Parmi les plus frustrés de ne pas pouvoir s’appuyer sur le public, Pierre Rolland. Le grimpeur de B&B Hôtels - Vital Concept en aurait bien eu besoin en abordant le pied du Grand-Colombier avec une poignée de secondes d’avance sur le train des Jumbo-Visma. Ça n’aurait sûrement rien changé pour le Français mais le combat était trop déséquilibré sans ce surplus de motivation… "J’étais un peu déçu car il n’y avait pas de public dans le Grand-Colombier", regrettait-il après l’arrivée. "C’est comme ça. Heureusement, dans les autres cols il y avait du monde. Les gens m’ont encouragé et c’est ces moments-là que j’adore. "

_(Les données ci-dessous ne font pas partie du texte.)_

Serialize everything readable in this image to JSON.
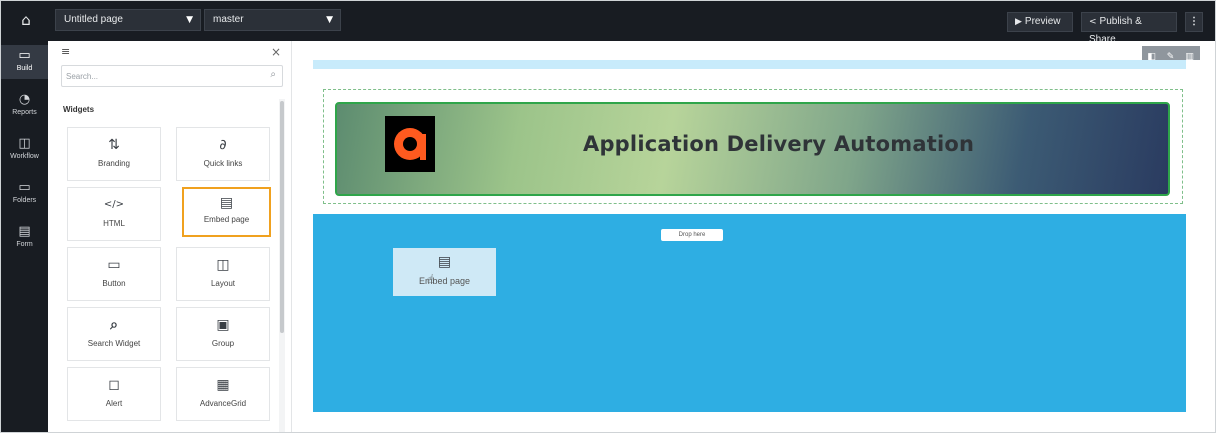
{
  "topbar": {
    "home_icon": "home-icon",
    "page_select": "Untitled page",
    "branch_select": "master",
    "preview": "Preview",
    "publish": "Publish & Share",
    "more": "⋮"
  },
  "rail": {
    "items": [
      {
        "label": "Build",
        "icon": "build-icon"
      },
      {
        "label": "Reports",
        "icon": "reports-icon"
      },
      {
        "label": "Workflow",
        "icon": "workflow-icon"
      },
      {
        "label": "Folders",
        "icon": "folders-icon"
      },
      {
        "label": "Form",
        "icon": "form-icon"
      }
    ]
  },
  "panel": {
    "search_placeholder": "Search...",
    "section_title": "Widgets",
    "widgets": [
      {
        "label": "Branding",
        "icon": "branding-icon"
      },
      {
        "label": "Quick links",
        "icon": "link-icon"
      },
      {
        "label": "HTML",
        "icon": "code-icon"
      },
      {
        "label": "Embed page",
        "icon": "document-icon"
      },
      {
        "label": "Button",
        "icon": "button-icon"
      },
      {
        "label": "Layout",
        "icon": "layout-icon"
      },
      {
        "label": "Search Widget",
        "icon": "search-icon"
      },
      {
        "label": "Group",
        "icon": "group-icon"
      },
      {
        "label": "Alert",
        "icon": "alert-icon"
      },
      {
        "label": "AdvanceGrid",
        "icon": "grid-icon"
      }
    ]
  },
  "canvas": {
    "banner_title": "Application Delivery Automation",
    "drop_hint": "Drop here",
    "drag_label": "Embed page"
  },
  "colors": {
    "accent_selected": "#f0a11f",
    "dropzone": "#2eaee3",
    "banner_border": "#2fa54a"
  }
}
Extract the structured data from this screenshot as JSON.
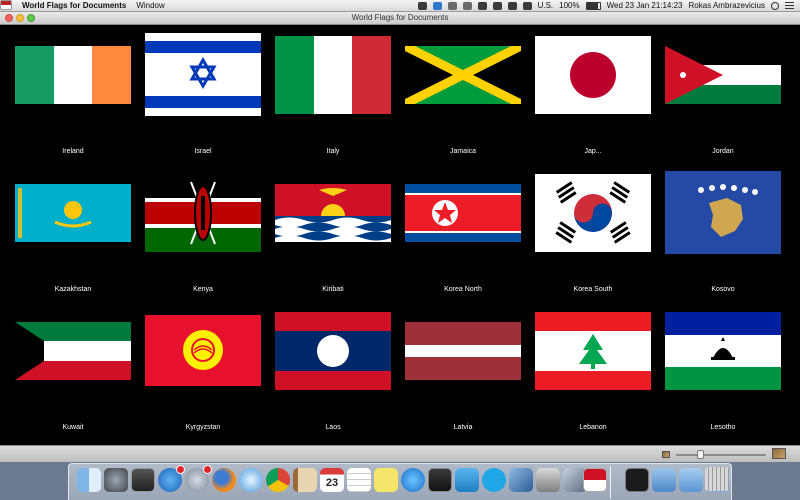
{
  "menubar": {
    "app_name": "World Flags for Documents",
    "menus": [
      "Window"
    ],
    "input_source": "U.S.",
    "battery": "100%",
    "clock": "Wed 23 Jan  21:14:23",
    "user": "Rokas Ambrazevicius"
  },
  "window": {
    "title": "World Flags for Documents"
  },
  "flags": [
    {
      "name": "Ireland"
    },
    {
      "name": "Israel"
    },
    {
      "name": "Italy"
    },
    {
      "name": "Jamaica"
    },
    {
      "name": "Jap..."
    },
    {
      "name": "Jordan"
    },
    {
      "name": "Kazakhstan"
    },
    {
      "name": "Kenya"
    },
    {
      "name": "Kiribati"
    },
    {
      "name": "Korea North"
    },
    {
      "name": "Korea South"
    },
    {
      "name": "Kosovo"
    },
    {
      "name": "Kuwait"
    },
    {
      "name": "Kyrgyzstan"
    },
    {
      "name": "Laos"
    },
    {
      "name": "Latvia"
    },
    {
      "name": "Lebanon"
    },
    {
      "name": "Lesotho"
    }
  ],
  "zoom": {
    "level": 0.27
  },
  "dock": {
    "items": [
      "finder-icon",
      "dashboard-icon",
      "mission-control-icon",
      "app-store-icon",
      "launchpad-icon",
      "firefox-icon",
      "safari-icon",
      "chrome-icon",
      "contacts-icon",
      "calendar-icon",
      "reminders-icon",
      "stickies-icon",
      "itunes-icon",
      "photo-booth-icon",
      "tweetbot-icon",
      "skype-icon",
      "xcode-icon",
      "dvd-player-icon",
      "instruments-icon",
      "flags-app-icon",
      "activity-monitor-icon",
      "applications-stack-icon",
      "documents-stack-icon",
      "downloads-stack-icon",
      "trash-icon"
    ],
    "calendar_day": "23"
  }
}
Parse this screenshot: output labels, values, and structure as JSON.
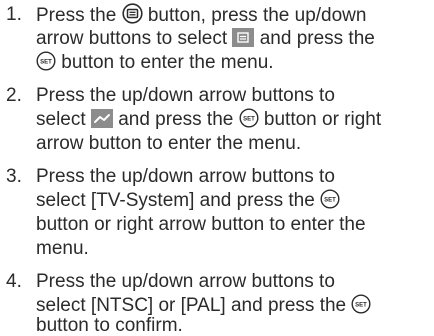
{
  "steps": [
    {
      "number": "1.",
      "lines": [
        [
          "Press the ",
          "{menu-button-icon}",
          " button, press the up/down"
        ],
        [
          "arrow buttons to select ",
          "{menu-tab-icon}",
          " and press the"
        ],
        [
          "{set-button-icon}",
          " button to enter the menu."
        ]
      ]
    },
    {
      "number": "2.",
      "lines": [
        [
          "Press the up/down arrow buttons to"
        ],
        [
          "select ",
          "{settings-tab-icon}",
          " and press the ",
          "{set-button-icon}",
          " button or right"
        ],
        [
          "arrow button to enter the menu."
        ]
      ]
    },
    {
      "number": "3.",
      "lines": [
        [
          "Press the up/down arrow buttons to"
        ],
        [
          "select [TV-System] and press the ",
          "{set-button-icon}"
        ],
        [
          "button or right arrow button to enter the"
        ],
        [
          "menu."
        ]
      ]
    },
    {
      "number": "4.",
      "lines": [
        [
          "Press the up/down arrow buttons to"
        ],
        [
          "select [NTSC] or [PAL] and press the ",
          "{set-button-icon}"
        ],
        [
          "button to confirm."
        ]
      ]
    }
  ],
  "set_button_label": "SET",
  "colors": {
    "text": "#2b2b2b",
    "icon_fill": "#8c8c8c",
    "icon_dark": "#2b2b2b"
  }
}
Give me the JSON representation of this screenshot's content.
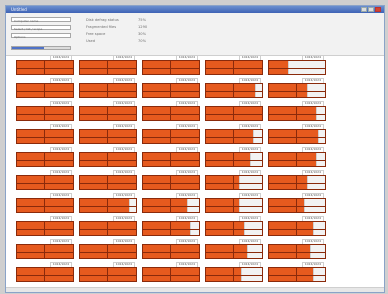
{
  "window": {
    "title": "Untitled",
    "buttons": {
      "minimize": "",
      "maximize": "",
      "close": ""
    }
  },
  "header": {
    "inputs": [
      {
        "value": "Computer name"
      },
      {
        "value": "Select / list / scope"
      },
      {
        "value": "Options"
      }
    ],
    "progress": 0.55,
    "meta": [
      {
        "label": "Disk defrag status",
        "value": "75%"
      },
      {
        "label": "Fragmented files",
        "value": "1290"
      },
      {
        "label": "Free space",
        "value": "30%"
      },
      {
        "label": "Used",
        "value": "70%"
      }
    ]
  },
  "grid": {
    "columns": [
      {
        "tiles": [
          {
            "label": "1024/1024",
            "fill": 1
          },
          {
            "label": "1024/1024",
            "fill": 1
          },
          {
            "label": "1024/1024",
            "fill": 1
          },
          {
            "label": "1024/1024",
            "fill": 1
          },
          {
            "label": "1024/1024",
            "fill": 1
          },
          {
            "label": "1024/1024",
            "fill": 1
          },
          {
            "label": "1024/1024",
            "fill": 1
          },
          {
            "label": "1024/1024",
            "fill": 1
          },
          {
            "label": "1024/1024",
            "fill": 1
          },
          {
            "label": "1024/1024",
            "fill": 1
          }
        ]
      },
      {
        "tiles": [
          {
            "label": "1024/1024",
            "fill": 1
          },
          {
            "label": "1024/1024",
            "fill": 1
          },
          {
            "label": "1024/1024",
            "fill": 1
          },
          {
            "label": "1024/1024",
            "fill": 1
          },
          {
            "label": "1024/1024",
            "fill": 1
          },
          {
            "label": "1024/1024",
            "fill": 1
          },
          {
            "label": "1024/1024",
            "fill": 0.9
          },
          {
            "label": "1024/1024",
            "fill": 1
          },
          {
            "label": "1024/1024",
            "fill": 1
          },
          {
            "label": "1024/1024",
            "fill": 1
          }
        ]
      },
      {
        "tiles": [
          {
            "label": "1024/1024",
            "fill": 1
          },
          {
            "label": "1024/1024",
            "fill": 1
          },
          {
            "label": "1024/1024",
            "fill": 1
          },
          {
            "label": "1024/1024",
            "fill": 1
          },
          {
            "label": "1024/1024",
            "fill": 1
          },
          {
            "label": "1024/1024",
            "fill": 1
          },
          {
            "label": "1024/1024",
            "fill": 0.8
          },
          {
            "label": "1024/1024",
            "fill": 0.85
          },
          {
            "label": "1024/1024",
            "fill": 1
          },
          {
            "label": "1024/1024",
            "fill": 1
          }
        ]
      },
      {
        "tiles": [
          {
            "label": "1024/1024",
            "fill": 1
          },
          {
            "label": "1024/1024",
            "fill": 0.9
          },
          {
            "label": "1024/1024",
            "fill": 1
          },
          {
            "label": "1024/1024",
            "fill": 0.85
          },
          {
            "label": "1024/1024",
            "fill": 0.8
          },
          {
            "label": "1024/1024",
            "fill": 0.6
          },
          {
            "label": "1024/1024",
            "fill": 0.6
          },
          {
            "label": "1024/1024",
            "fill": 0.7
          },
          {
            "label": "1024/1024",
            "fill": 0.75
          },
          {
            "label": "1024/1024",
            "fill": 0.65
          }
        ]
      },
      {
        "tiles": [
          {
            "label": "1024/1024",
            "fill": 0.35
          },
          {
            "label": "1024/1024",
            "fill": 0.7
          },
          {
            "label": "1024/1024",
            "fill": 0.85
          },
          {
            "label": "1024/1024",
            "fill": 0.9
          },
          {
            "label": "1024/1024",
            "fill": 0.85
          },
          {
            "label": "1024/1024",
            "fill": 0.7
          },
          {
            "label": "1024/1024",
            "fill": 0.65
          },
          {
            "label": "1024/1024",
            "fill": 0.8
          },
          {
            "label": "1024/1024",
            "fill": 0.75
          },
          {
            "label": "1024/1024",
            "fill": 0.8
          }
        ]
      }
    ]
  }
}
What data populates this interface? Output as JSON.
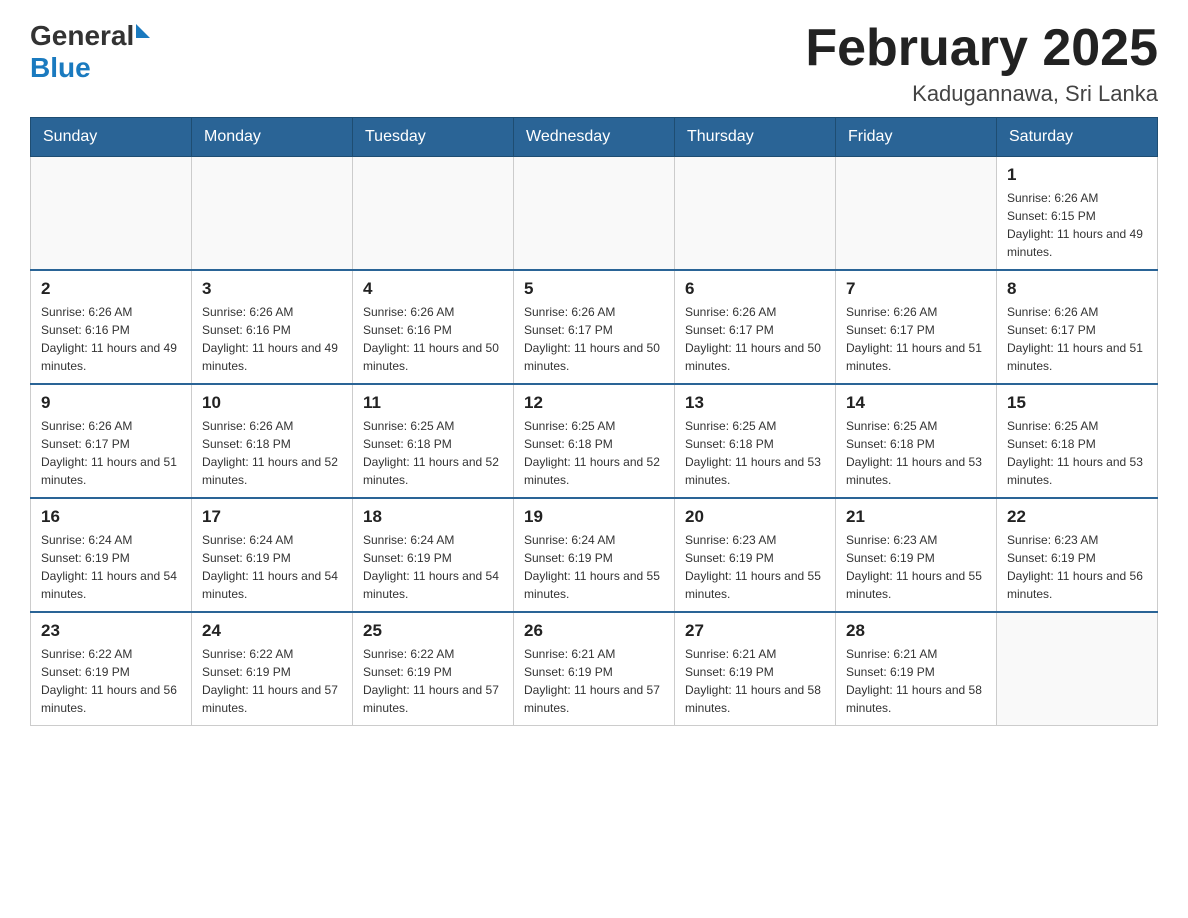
{
  "header": {
    "logo_general": "General",
    "logo_blue": "Blue",
    "month_year": "February 2025",
    "location": "Kadugannawa, Sri Lanka"
  },
  "days_of_week": [
    "Sunday",
    "Monday",
    "Tuesday",
    "Wednesday",
    "Thursday",
    "Friday",
    "Saturday"
  ],
  "weeks": [
    [
      {
        "day": "",
        "sunrise": "",
        "sunset": "",
        "daylight": ""
      },
      {
        "day": "",
        "sunrise": "",
        "sunset": "",
        "daylight": ""
      },
      {
        "day": "",
        "sunrise": "",
        "sunset": "",
        "daylight": ""
      },
      {
        "day": "",
        "sunrise": "",
        "sunset": "",
        "daylight": ""
      },
      {
        "day": "",
        "sunrise": "",
        "sunset": "",
        "daylight": ""
      },
      {
        "day": "",
        "sunrise": "",
        "sunset": "",
        "daylight": ""
      },
      {
        "day": "1",
        "sunrise": "Sunrise: 6:26 AM",
        "sunset": "Sunset: 6:15 PM",
        "daylight": "Daylight: 11 hours and 49 minutes."
      }
    ],
    [
      {
        "day": "2",
        "sunrise": "Sunrise: 6:26 AM",
        "sunset": "Sunset: 6:16 PM",
        "daylight": "Daylight: 11 hours and 49 minutes."
      },
      {
        "day": "3",
        "sunrise": "Sunrise: 6:26 AM",
        "sunset": "Sunset: 6:16 PM",
        "daylight": "Daylight: 11 hours and 49 minutes."
      },
      {
        "day": "4",
        "sunrise": "Sunrise: 6:26 AM",
        "sunset": "Sunset: 6:16 PM",
        "daylight": "Daylight: 11 hours and 50 minutes."
      },
      {
        "day": "5",
        "sunrise": "Sunrise: 6:26 AM",
        "sunset": "Sunset: 6:17 PM",
        "daylight": "Daylight: 11 hours and 50 minutes."
      },
      {
        "day": "6",
        "sunrise": "Sunrise: 6:26 AM",
        "sunset": "Sunset: 6:17 PM",
        "daylight": "Daylight: 11 hours and 50 minutes."
      },
      {
        "day": "7",
        "sunrise": "Sunrise: 6:26 AM",
        "sunset": "Sunset: 6:17 PM",
        "daylight": "Daylight: 11 hours and 51 minutes."
      },
      {
        "day": "8",
        "sunrise": "Sunrise: 6:26 AM",
        "sunset": "Sunset: 6:17 PM",
        "daylight": "Daylight: 11 hours and 51 minutes."
      }
    ],
    [
      {
        "day": "9",
        "sunrise": "Sunrise: 6:26 AM",
        "sunset": "Sunset: 6:17 PM",
        "daylight": "Daylight: 11 hours and 51 minutes."
      },
      {
        "day": "10",
        "sunrise": "Sunrise: 6:26 AM",
        "sunset": "Sunset: 6:18 PM",
        "daylight": "Daylight: 11 hours and 52 minutes."
      },
      {
        "day": "11",
        "sunrise": "Sunrise: 6:25 AM",
        "sunset": "Sunset: 6:18 PM",
        "daylight": "Daylight: 11 hours and 52 minutes."
      },
      {
        "day": "12",
        "sunrise": "Sunrise: 6:25 AM",
        "sunset": "Sunset: 6:18 PM",
        "daylight": "Daylight: 11 hours and 52 minutes."
      },
      {
        "day": "13",
        "sunrise": "Sunrise: 6:25 AM",
        "sunset": "Sunset: 6:18 PM",
        "daylight": "Daylight: 11 hours and 53 minutes."
      },
      {
        "day": "14",
        "sunrise": "Sunrise: 6:25 AM",
        "sunset": "Sunset: 6:18 PM",
        "daylight": "Daylight: 11 hours and 53 minutes."
      },
      {
        "day": "15",
        "sunrise": "Sunrise: 6:25 AM",
        "sunset": "Sunset: 6:18 PM",
        "daylight": "Daylight: 11 hours and 53 minutes."
      }
    ],
    [
      {
        "day": "16",
        "sunrise": "Sunrise: 6:24 AM",
        "sunset": "Sunset: 6:19 PM",
        "daylight": "Daylight: 11 hours and 54 minutes."
      },
      {
        "day": "17",
        "sunrise": "Sunrise: 6:24 AM",
        "sunset": "Sunset: 6:19 PM",
        "daylight": "Daylight: 11 hours and 54 minutes."
      },
      {
        "day": "18",
        "sunrise": "Sunrise: 6:24 AM",
        "sunset": "Sunset: 6:19 PM",
        "daylight": "Daylight: 11 hours and 54 minutes."
      },
      {
        "day": "19",
        "sunrise": "Sunrise: 6:24 AM",
        "sunset": "Sunset: 6:19 PM",
        "daylight": "Daylight: 11 hours and 55 minutes."
      },
      {
        "day": "20",
        "sunrise": "Sunrise: 6:23 AM",
        "sunset": "Sunset: 6:19 PM",
        "daylight": "Daylight: 11 hours and 55 minutes."
      },
      {
        "day": "21",
        "sunrise": "Sunrise: 6:23 AM",
        "sunset": "Sunset: 6:19 PM",
        "daylight": "Daylight: 11 hours and 55 minutes."
      },
      {
        "day": "22",
        "sunrise": "Sunrise: 6:23 AM",
        "sunset": "Sunset: 6:19 PM",
        "daylight": "Daylight: 11 hours and 56 minutes."
      }
    ],
    [
      {
        "day": "23",
        "sunrise": "Sunrise: 6:22 AM",
        "sunset": "Sunset: 6:19 PM",
        "daylight": "Daylight: 11 hours and 56 minutes."
      },
      {
        "day": "24",
        "sunrise": "Sunrise: 6:22 AM",
        "sunset": "Sunset: 6:19 PM",
        "daylight": "Daylight: 11 hours and 57 minutes."
      },
      {
        "day": "25",
        "sunrise": "Sunrise: 6:22 AM",
        "sunset": "Sunset: 6:19 PM",
        "daylight": "Daylight: 11 hours and 57 minutes."
      },
      {
        "day": "26",
        "sunrise": "Sunrise: 6:21 AM",
        "sunset": "Sunset: 6:19 PM",
        "daylight": "Daylight: 11 hours and 57 minutes."
      },
      {
        "day": "27",
        "sunrise": "Sunrise: 6:21 AM",
        "sunset": "Sunset: 6:19 PM",
        "daylight": "Daylight: 11 hours and 58 minutes."
      },
      {
        "day": "28",
        "sunrise": "Sunrise: 6:21 AM",
        "sunset": "Sunset: 6:19 PM",
        "daylight": "Daylight: 11 hours and 58 minutes."
      },
      {
        "day": "",
        "sunrise": "",
        "sunset": "",
        "daylight": ""
      }
    ]
  ]
}
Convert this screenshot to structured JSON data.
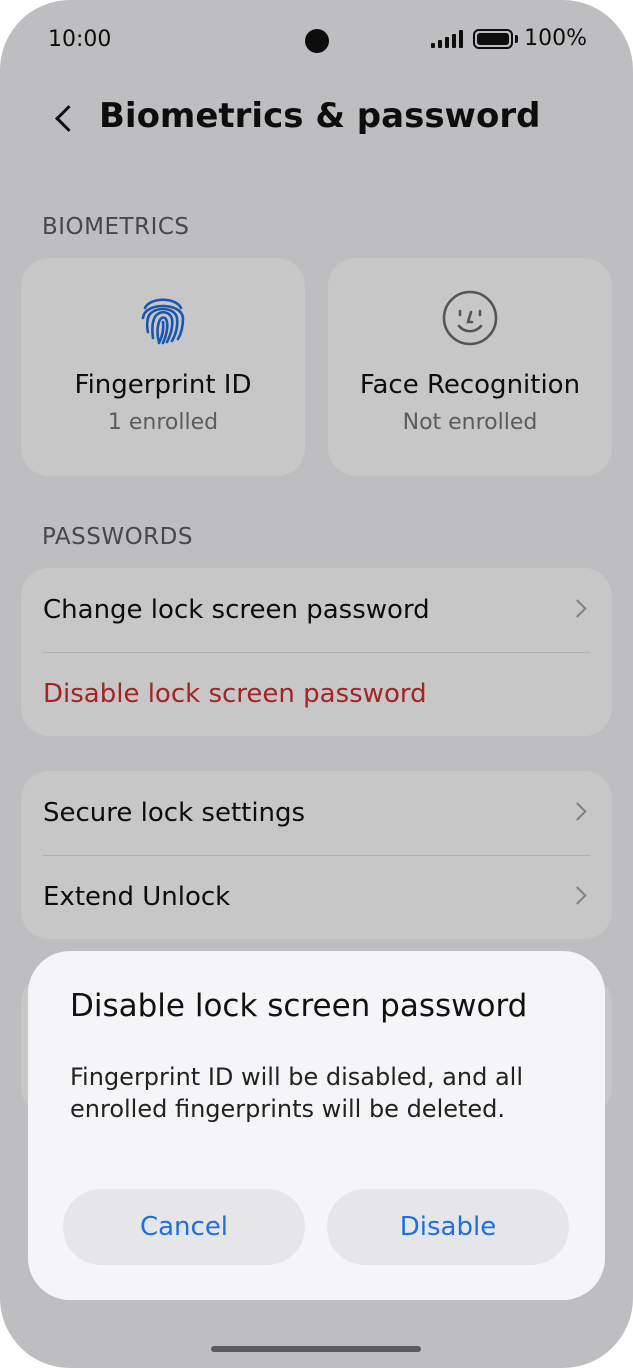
{
  "status_bar": {
    "time": "10:00",
    "battery": "100%"
  },
  "header": {
    "title": "Biometrics & password"
  },
  "biometrics": {
    "section_label": "BIOMETRICS",
    "cards": [
      {
        "title": "Fingerprint ID",
        "status": "1 enrolled",
        "icon": "fingerprint-icon"
      },
      {
        "title": "Face Recognition",
        "status": "Not enrolled",
        "icon": "face-icon"
      }
    ]
  },
  "passwords": {
    "section_label": "PASSWORDS",
    "items": [
      {
        "label": "Change lock screen password"
      },
      {
        "label": "Disable lock screen password"
      }
    ]
  },
  "secure": {
    "items": [
      {
        "label": "Secure lock settings"
      },
      {
        "label": "Extend Unlock"
      }
    ]
  },
  "dialog": {
    "title": "Disable lock screen password",
    "message": "Fingerprint ID will be disabled, and all enrolled fingerprints will be deleted.",
    "cancel_label": "Cancel",
    "confirm_label": "Disable"
  },
  "colors": {
    "accent": "#1f6fe0",
    "danger": "#d32f2f"
  }
}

Dans ces conditions sonores particulières, c’est à l’avant de la course que le manque est le plus palpable. "L’ascension peut paraître plus longue sans supporter. Quand tu es devant pour jouer la gagne, acteur de la course, tu es poussé par le public", explique Gautier. "Ça peut aider à aller plus loin dans l’effort. Après la course est la même." En revanche, l’effet est moindre si on aspire juste à relier la ligne d’arrivée dans les délais imposés par la direction de course. "Moi j’étais avec mes coéquipiers", raconte Julian Alaphilippe. "On a fait un tempo pour rallier l'arrivée donc ça n’a pas changé grand chose. A l’avant, pour ceux qui doivent repousser leurs limites, ça change la donne."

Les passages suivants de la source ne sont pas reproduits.